The $6.5 billion-asset Dime Community Bancshares in Brooklyn, N.Y., completed a $280 million securitization in late 2017, while the $9.4 billion-asset Banc of California in Santa Ana is looking to finalize a $574 million-asset bundle later this year. Those banks funneled their production into larger securitizations sponsored by Freddie Mac.

The trend comes at a time when many other lenders have become more cautious about commercial real estate, especially in areas such as multifamily and retail development. Regulators have spent recent years warning lenders to remain disciplined.

For The Bancorp, the amount of fee income from CRE securitizations increased by 9% in 2018 from a year earlier, totaling $20.4 million. The business added another $10.2 million in the first half of 2019.

Cards and payments remain a big driver of noninterest income for the company, accounting for $36.8 million in fees through June 30.

While the securitizations include office, hotel and retail properties, the lion’s share involves multifamily, which made up roughly 80% of the March transaction. The nationwide business aims for a “sweet spot” of $750 million to $800 million per securitization, Kozlowski said.

The focus on multifamily seems well timed, said Edward Mermelstein, a New York lawyer and real estate broker.

“Demographics are pointing to the rental market getting stronger,” Mermelstein said, adding that multifamily projects in California and Texas are performing well. “It all comes down to risk tolerance. If you can handle the risk of taking the lead, you can become the go-to lender for that space.”

Mermelstein pointed to Bank OZK in Little Rock, Ark., which has established itself as a national leader in condominium lending.

Bank OZK, however, has struggled with underwriting concerns in recent months. The $23 billion-asset company’s shares plunged in October when it reported a third-quarter spike in charge-offs tied to a pair of big CRE loans.
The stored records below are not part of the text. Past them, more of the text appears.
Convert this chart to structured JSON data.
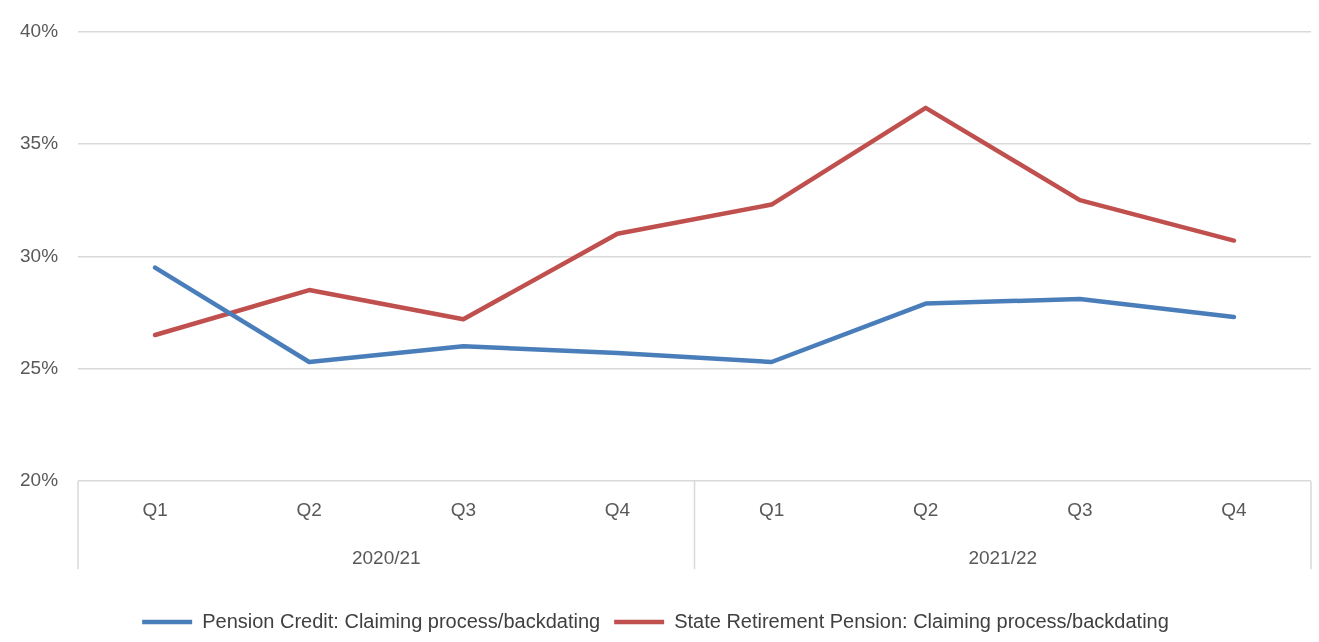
{
  "chart_data": {
    "type": "line",
    "categories": [
      "Q1",
      "Q2",
      "Q3",
      "Q4",
      "Q1",
      "Q2",
      "Q3",
      "Q4"
    ],
    "series": [
      {
        "name": "Pension Credit: Claiming process/backdating",
        "color": "#4a7ebb",
        "values": [
          29.5,
          25.3,
          26.0,
          25.7,
          25.3,
          27.9,
          28.1,
          27.3
        ]
      },
      {
        "name": "State Retirement Pension: Claiming process/backdating",
        "color": "#c0504d",
        "values": [
          26.5,
          28.5,
          27.2,
          31.0,
          32.3,
          36.6,
          32.5,
          30.7
        ]
      }
    ],
    "annotations": [
      "2020/21",
      "2021/22"
    ],
    "ylim": [
      20,
      40
    ],
    "yticks": [
      {
        "value": 20,
        "label": "20%"
      },
      {
        "value": 25,
        "label": "25%"
      },
      {
        "value": 30,
        "label": "30%"
      },
      {
        "value": 35,
        "label": "35%"
      },
      {
        "value": 40,
        "label": "40%"
      }
    ],
    "grid": "y",
    "legend": "bottom",
    "marker": "none",
    "line_style": "solid"
  }
}
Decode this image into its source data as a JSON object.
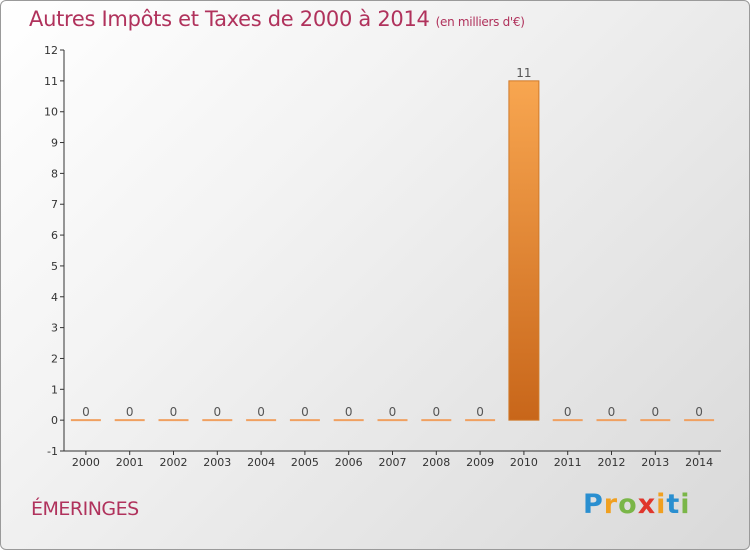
{
  "header": {
    "title": "Autres Impôts et Taxes de 2000 à 2014",
    "unit": "(en milliers d'€)"
  },
  "commune": "ÉMERINGES",
  "logo": {
    "letters": [
      {
        "ch": "P",
        "color": "#2a8fd0"
      },
      {
        "ch": "r",
        "color": "#f0a020"
      },
      {
        "ch": "o",
        "color": "#7ab648"
      },
      {
        "ch": "x",
        "color": "#e0362c"
      },
      {
        "ch": "i",
        "color": "#f0a020"
      },
      {
        "ch": "t",
        "color": "#2a8fd0"
      },
      {
        "ch": "i",
        "color": "#7ab648"
      }
    ]
  },
  "colors": {
    "bar_top": "#f8a650",
    "bar_bottom": "#c8661a",
    "title": "#b0325c"
  },
  "chart_data": {
    "type": "bar",
    "title": "Autres Impôts et Taxes de 2000 à 2014",
    "xlabel": "",
    "ylabel": "",
    "categories": [
      "2000",
      "2001",
      "2002",
      "2003",
      "2004",
      "2005",
      "2006",
      "2007",
      "2008",
      "2009",
      "2010",
      "2011",
      "2012",
      "2013",
      "2014"
    ],
    "values": [
      0,
      0,
      0,
      0,
      0,
      0,
      0,
      0,
      0,
      0,
      11,
      0,
      0,
      0,
      0
    ],
    "data_labels": [
      "0",
      "0",
      "0",
      "0",
      "0",
      "0",
      "0",
      "0",
      "0",
      "0",
      "11",
      "0",
      "0",
      "0",
      "0"
    ],
    "ylim": [
      -1,
      12
    ],
    "yticks": [
      -1,
      0,
      1,
      2,
      3,
      4,
      5,
      6,
      7,
      8,
      9,
      10,
      11,
      12
    ],
    "grid": false
  }
}
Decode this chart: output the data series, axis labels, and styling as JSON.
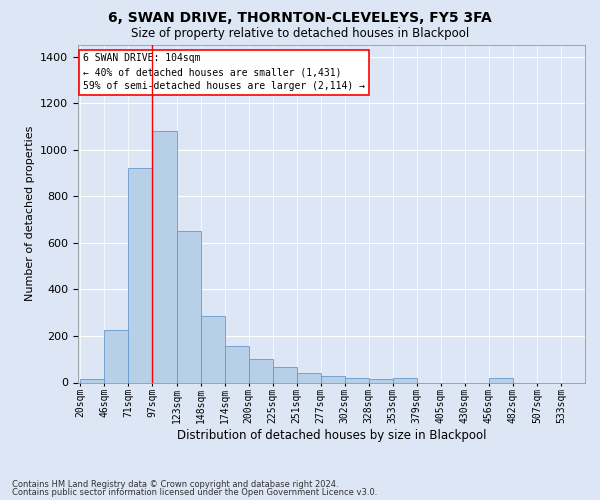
{
  "title": "6, SWAN DRIVE, THORNTON-CLEVELEYS, FY5 3FA",
  "subtitle": "Size of property relative to detached houses in Blackpool",
  "xlabel": "Distribution of detached houses by size in Blackpool",
  "ylabel": "Number of detached properties",
  "footnote1": "Contains HM Land Registry data © Crown copyright and database right 2024.",
  "footnote2": "Contains public sector information licensed under the Open Government Licence v3.0.",
  "annotation_line1": "6 SWAN DRIVE: 104sqm",
  "annotation_line2": "← 40% of detached houses are smaller (1,431)",
  "annotation_line3": "59% of semi-detached houses are larger (2,114) →",
  "bar_color": "#b8cfe8",
  "bar_edge_color": "#6699cc",
  "categories": [
    "20sqm",
    "46sqm",
    "71sqm",
    "97sqm",
    "123sqm",
    "148sqm",
    "174sqm",
    "200sqm",
    "225sqm",
    "251sqm",
    "277sqm",
    "302sqm",
    "328sqm",
    "353sqm",
    "379sqm",
    "405sqm",
    "430sqm",
    "456sqm",
    "482sqm",
    "507sqm",
    "533sqm"
  ],
  "values": [
    15,
    225,
    920,
    1080,
    650,
    285,
    155,
    100,
    65,
    42,
    28,
    18,
    15,
    20,
    0,
    0,
    0,
    20,
    0,
    0,
    0
  ],
  "ylim_max": 1450,
  "background_color": "#dce6f5",
  "grid_color": "#ffffff",
  "red_line_bin_index": 3
}
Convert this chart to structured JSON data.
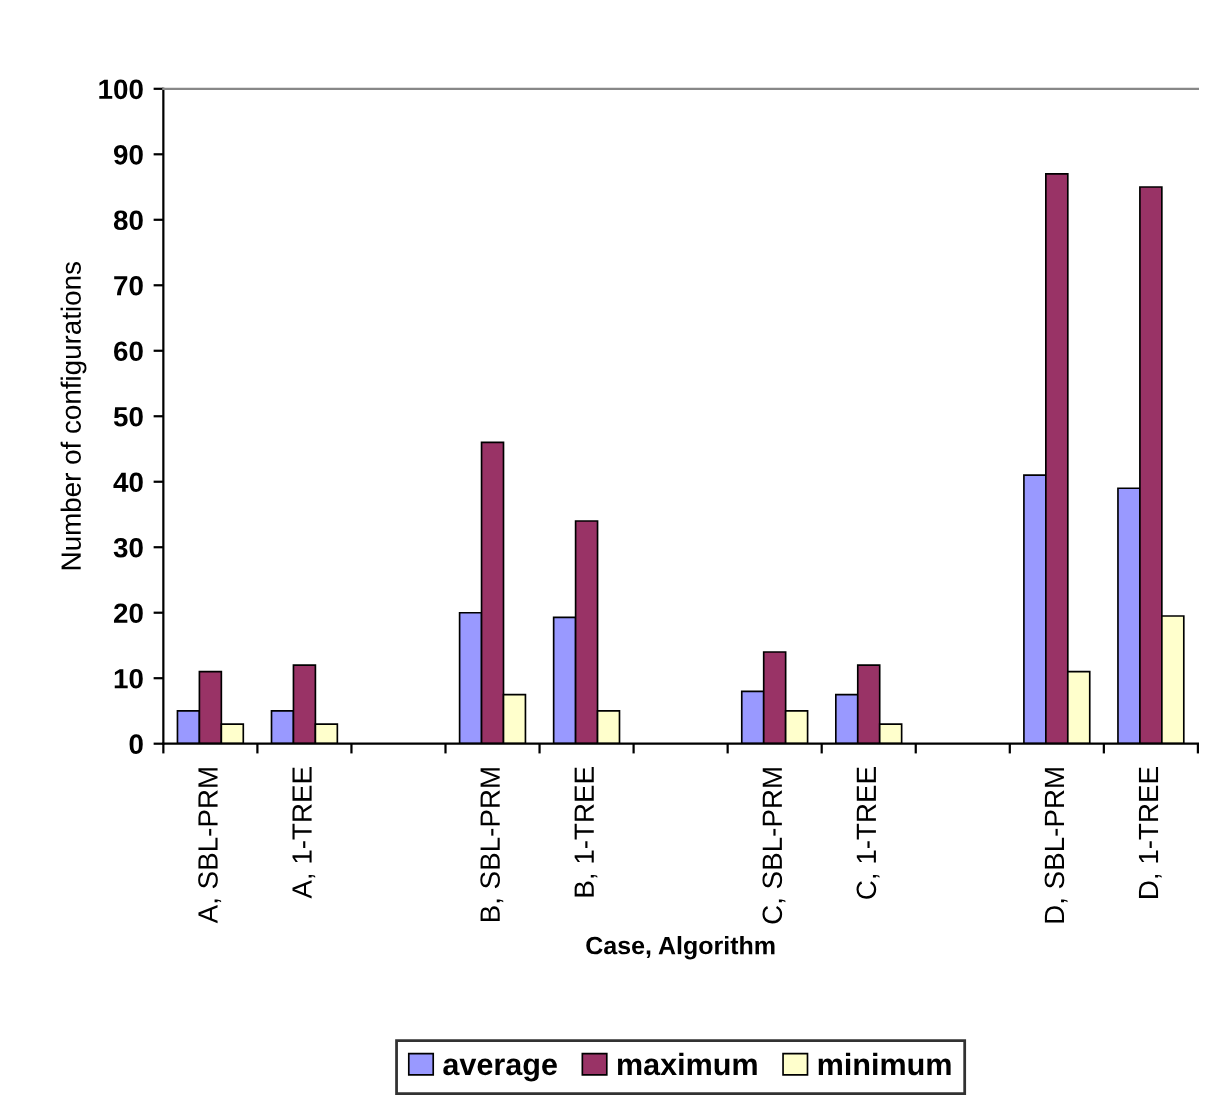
{
  "chart_data": {
    "type": "bar",
    "xlabel": "Case, Algorithm",
    "ylabel": "Number of configurations",
    "categories": [
      "A, SBL-PRM",
      "A, 1-TREE",
      null,
      "B, SBL-PRM",
      "B, 1-TREE",
      null,
      "C, SBL-PRM",
      "C, 1-TREE",
      null,
      "D, SBL-PRM",
      "D, 1-TREE"
    ],
    "series": [
      {
        "name": "average",
        "color": "#9999ff",
        "values": [
          5,
          5,
          null,
          20,
          19.3,
          null,
          8,
          7.5,
          null,
          41,
          39
        ]
      },
      {
        "name": "maximum",
        "color": "#993366",
        "values": [
          11,
          12,
          null,
          46,
          34,
          null,
          14,
          12,
          null,
          87,
          85
        ]
      },
      {
        "name": "minimum",
        "color": "#ffffcc",
        "values": [
          3,
          3,
          null,
          7.5,
          5,
          null,
          5,
          3,
          null,
          11,
          19.5
        ]
      }
    ],
    "ylim": [
      0,
      100
    ],
    "yticks": [
      0,
      10,
      20,
      30,
      40,
      50,
      60,
      70,
      80,
      90,
      100
    ],
    "grid": false,
    "legend": "bottom"
  }
}
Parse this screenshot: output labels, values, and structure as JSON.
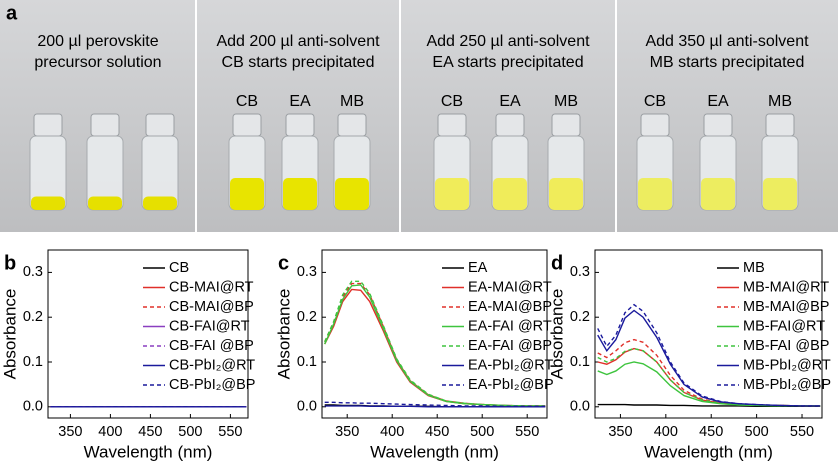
{
  "photo": {
    "panel_label": "a",
    "sections": [
      {
        "lines": [
          "200 µl perovskite",
          "precursor solution"
        ]
      },
      {
        "lines": [
          "Add 200 µl anti-solvent",
          "CB starts precipitated"
        ],
        "vial_labels": [
          "CB",
          "EA",
          "MB"
        ]
      },
      {
        "lines": [
          "Add 250 µl anti-solvent",
          "EA starts precipitated"
        ],
        "vial_labels": [
          "CB",
          "EA",
          "MB"
        ]
      },
      {
        "lines": [
          "Add 350 µl anti-solvent",
          "MB starts precipitated"
        ],
        "vial_labels": [
          "CB",
          "EA",
          "MB"
        ]
      }
    ]
  },
  "chart_data": [
    {
      "type": "line",
      "panel_label": "b",
      "x_label": "Wavelength (nm)",
      "y_label": "Absorbance",
      "x": [
        325,
        335,
        345,
        355,
        365,
        375,
        390,
        405,
        420,
        440,
        460,
        480,
        500,
        525,
        550,
        570
      ],
      "xlim": [
        322,
        572
      ],
      "xticks": [
        350,
        400,
        450,
        500,
        550
      ],
      "ylim": [
        -0.025,
        0.35
      ],
      "yticks": [
        {
          "value": 0,
          "label": "0.0"
        },
        0.1,
        0.2,
        0.3
      ],
      "series": [
        {
          "name": "CB",
          "color": "#000000",
          "dashed": false,
          "values": [
            0,
            0,
            0,
            0,
            0,
            0,
            0,
            0,
            0,
            0,
            0,
            0,
            0,
            0,
            0,
            0
          ]
        },
        {
          "name": "CB-MAI@RT",
          "color": "#e0302a",
          "dashed": false,
          "values": [
            0,
            0,
            0,
            0,
            0,
            0,
            0,
            0,
            0,
            0,
            0,
            0,
            0,
            0,
            0,
            0
          ]
        },
        {
          "name": "CB-MAI@BP",
          "color": "#e0302a",
          "dashed": true,
          "values": [
            0,
            0,
            0,
            0,
            0,
            0,
            0,
            0,
            0,
            0,
            0,
            0,
            0,
            0,
            0,
            0
          ]
        },
        {
          "name": "CB-FAI@RT",
          "color": "#8a3fc0",
          "dashed": false,
          "values": [
            0,
            0,
            0,
            0,
            0,
            0,
            0,
            0,
            0,
            0,
            0,
            0,
            0,
            0,
            0,
            0
          ]
        },
        {
          "name": "CB-FAI @BP",
          "color": "#8a3fc0",
          "dashed": true,
          "values": [
            0,
            0,
            0,
            0,
            0,
            0,
            0,
            0,
            0,
            0,
            0,
            0,
            0,
            0,
            0,
            0
          ]
        },
        {
          "name": "CB-PbI₂@RT",
          "color": "#1a1a9c",
          "dashed": false,
          "values": [
            0,
            0,
            0,
            0,
            0,
            0,
            0,
            0,
            0,
            0,
            0,
            0,
            0,
            0,
            0,
            0
          ]
        },
        {
          "name": "CB-PbI₂@BP",
          "color": "#1a1a9c",
          "dashed": true,
          "values": [
            0,
            0,
            0,
            0,
            0,
            0,
            0,
            0,
            0,
            0,
            0,
            0,
            0,
            0,
            0,
            0
          ]
        }
      ]
    },
    {
      "type": "line",
      "panel_label": "c",
      "x_label": "Wavelength (nm)",
      "y_label": "Absorbance",
      "x": [
        325,
        335,
        345,
        355,
        365,
        375,
        390,
        405,
        420,
        440,
        460,
        480,
        500,
        525,
        550,
        570
      ],
      "xlim": [
        322,
        572
      ],
      "xticks": [
        350,
        400,
        450,
        500,
        550
      ],
      "ylim": [
        -0.025,
        0.35
      ],
      "yticks": [
        {
          "value": 0,
          "label": "0.0"
        },
        0.1,
        0.2,
        0.3
      ],
      "series": [
        {
          "name": "EA",
          "color": "#000000",
          "dashed": false,
          "values": [
            0.004,
            0.004,
            0.003,
            0.003,
            0.003,
            0.002,
            0.002,
            0.001,
            0.001,
            0.001,
            0,
            0,
            0,
            0,
            0,
            0
          ]
        },
        {
          "name": "EA-MAI@RT",
          "color": "#e0302a",
          "dashed": false,
          "values": [
            0.14,
            0.18,
            0.235,
            0.262,
            0.26,
            0.235,
            0.17,
            0.1,
            0.055,
            0.025,
            0.012,
            0.007,
            0.005,
            0.003,
            0.002,
            0.002
          ]
        },
        {
          "name": "EA-MAI@BP",
          "color": "#e0302a",
          "dashed": true,
          "values": [
            0.145,
            0.19,
            0.245,
            0.275,
            0.275,
            0.25,
            0.18,
            0.105,
            0.058,
            0.027,
            0.013,
            0.008,
            0.005,
            0.003,
            0.002,
            0.002
          ]
        },
        {
          "name": "EA-FAI @RT",
          "color": "#3ec43e",
          "dashed": false,
          "values": [
            0.14,
            0.185,
            0.24,
            0.27,
            0.272,
            0.245,
            0.175,
            0.103,
            0.057,
            0.026,
            0.012,
            0.007,
            0.005,
            0.003,
            0.002,
            0.002
          ]
        },
        {
          "name": "EA-FAI @BP",
          "color": "#3ec43e",
          "dashed": true,
          "values": [
            0.145,
            0.19,
            0.25,
            0.28,
            0.28,
            0.253,
            0.182,
            0.107,
            0.06,
            0.028,
            0.013,
            0.008,
            0.005,
            0.003,
            0.002,
            0.002
          ]
        },
        {
          "name": "EA-PbI₂@RT",
          "color": "#1a1a9c",
          "dashed": false,
          "values": [
            0.002,
            0.002,
            0.002,
            0.002,
            0.002,
            0.001,
            0.001,
            0.001,
            0.001,
            0,
            0,
            0,
            0,
            0,
            0,
            0
          ]
        },
        {
          "name": "EA-PbI₂@BP",
          "color": "#1a1a9c",
          "dashed": true,
          "values": [
            0.01,
            0.01,
            0.009,
            0.009,
            0.008,
            0.008,
            0.007,
            0.006,
            0.005,
            0.004,
            0.003,
            0.002,
            0.002,
            0.001,
            0.001,
            0.001
          ]
        }
      ]
    },
    {
      "type": "line",
      "panel_label": "d",
      "x_label": "Wavelength (nm)",
      "y_label": "Absorbance",
      "x": [
        325,
        335,
        345,
        355,
        365,
        375,
        390,
        405,
        420,
        440,
        460,
        480,
        500,
        525,
        550,
        570
      ],
      "xlim": [
        322,
        572
      ],
      "xticks": [
        350,
        400,
        450,
        500,
        550
      ],
      "ylim": [
        -0.025,
        0.35
      ],
      "yticks": [
        {
          "value": 0,
          "label": "0.0"
        },
        0.1,
        0.2,
        0.3
      ],
      "series": [
        {
          "name": "MB",
          "color": "#000000",
          "dashed": false,
          "values": [
            0.005,
            0.005,
            0.005,
            0.005,
            0.004,
            0.004,
            0.004,
            0.003,
            0.003,
            0.002,
            0.002,
            0.002,
            0.001,
            0.001,
            0.001,
            0.001
          ]
        },
        {
          "name": "MB-MAI@RT",
          "color": "#e0302a",
          "dashed": false,
          "values": [
            0.1,
            0.095,
            0.105,
            0.122,
            0.13,
            0.125,
            0.1,
            0.06,
            0.032,
            0.015,
            0.008,
            0.005,
            0.004,
            0.003,
            0.002,
            0.002
          ]
        },
        {
          "name": "MB-MAI@BP",
          "color": "#e0302a",
          "dashed": true,
          "values": [
            0.12,
            0.11,
            0.125,
            0.143,
            0.15,
            0.144,
            0.115,
            0.07,
            0.037,
            0.017,
            0.009,
            0.006,
            0.004,
            0.003,
            0.002,
            0.002
          ]
        },
        {
          "name": "MB-FAI@RT",
          "color": "#3ec43e",
          "dashed": false,
          "values": [
            0.08,
            0.072,
            0.08,
            0.095,
            0.1,
            0.096,
            0.078,
            0.047,
            0.025,
            0.012,
            0.007,
            0.004,
            0.003,
            0.002,
            0.002,
            0.002
          ]
        },
        {
          "name": "MB-FAI @BP",
          "color": "#3ec43e",
          "dashed": true,
          "values": [
            0.11,
            0.1,
            0.108,
            0.124,
            0.13,
            0.125,
            0.1,
            0.06,
            0.032,
            0.015,
            0.008,
            0.005,
            0.004,
            0.003,
            0.002,
            0.002
          ]
        },
        {
          "name": "MB-PbI₂@RT",
          "color": "#1a1a9c",
          "dashed": false,
          "values": [
            0.16,
            0.125,
            0.15,
            0.198,
            0.215,
            0.2,
            0.155,
            0.095,
            0.05,
            0.022,
            0.011,
            0.007,
            0.005,
            0.003,
            0.002,
            0.002
          ]
        },
        {
          "name": "MB-PbI₂@BP",
          "color": "#1a1a9c",
          "dashed": true,
          "values": [
            0.175,
            0.135,
            0.16,
            0.21,
            0.228,
            0.213,
            0.165,
            0.1,
            0.053,
            0.024,
            0.012,
            0.007,
            0.005,
            0.003,
            0.002,
            0.002
          ]
        }
      ]
    }
  ]
}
It has reported no other major issues since then.

The Bancorp has so far avoided asset-quality pitfalls in its CRE operations, with Kroll Bond Rating Agency noting that only one loan in the first four securitizations has become delinquent.

“That means they aren’t being stupid, and that’s a good thing,” said Karl Augenstein, executive director at Capco in San Francisco.

While it is unusual for a company the size of The Bancorp to generate significant securitization volume, Augenstein said success should usher in more business.

“Once you’re plugged in, people are going to start sending you deals,” Augenstein said.

Kozlowski, who became the company's president and CEO in 2016, has addressed a number of legacy issues since taking over the top post.

The company was hit with a consent order, and agreed to pay a $172,000 civil money penalty, in 2012 tied to its supervision of third-party relationships, internal auditing and risk management. The order was amended in 2015.

The Federal Deposit Insurance Corp. issued The Bancorp a consent order in June 2014 tied to Bank Secrecy Act compliance. Four months later, after years of elevated commercial loan charge-offs, the company announced it would exit the business, sell its $1.2 billion portfolio and refocus on specialized lending.

The company also paid a $2 million civil money penalty in 2017 tied to its dealings with a third-party payment processor.

While selling CRE loans removes the specter of long-term credit risk, the process isn’t hazard-free, industry observers note.

Investors can hold The Bancorp financially responsible if it breaches any representations or warrantees. The company could also be left holding hundreds of millions of CRE loans on its books if the market dries up before they are securitized and sold.

Such concerns seem relatively remote for now. With interest rates seemingly poised to fall, borrowers' credit costs are likely to decline faster than tenants’ occupancy costs, Mermelstein said.

“Assuming the economy keeps humming along, that cash engine just keeps working,” Augenstein said.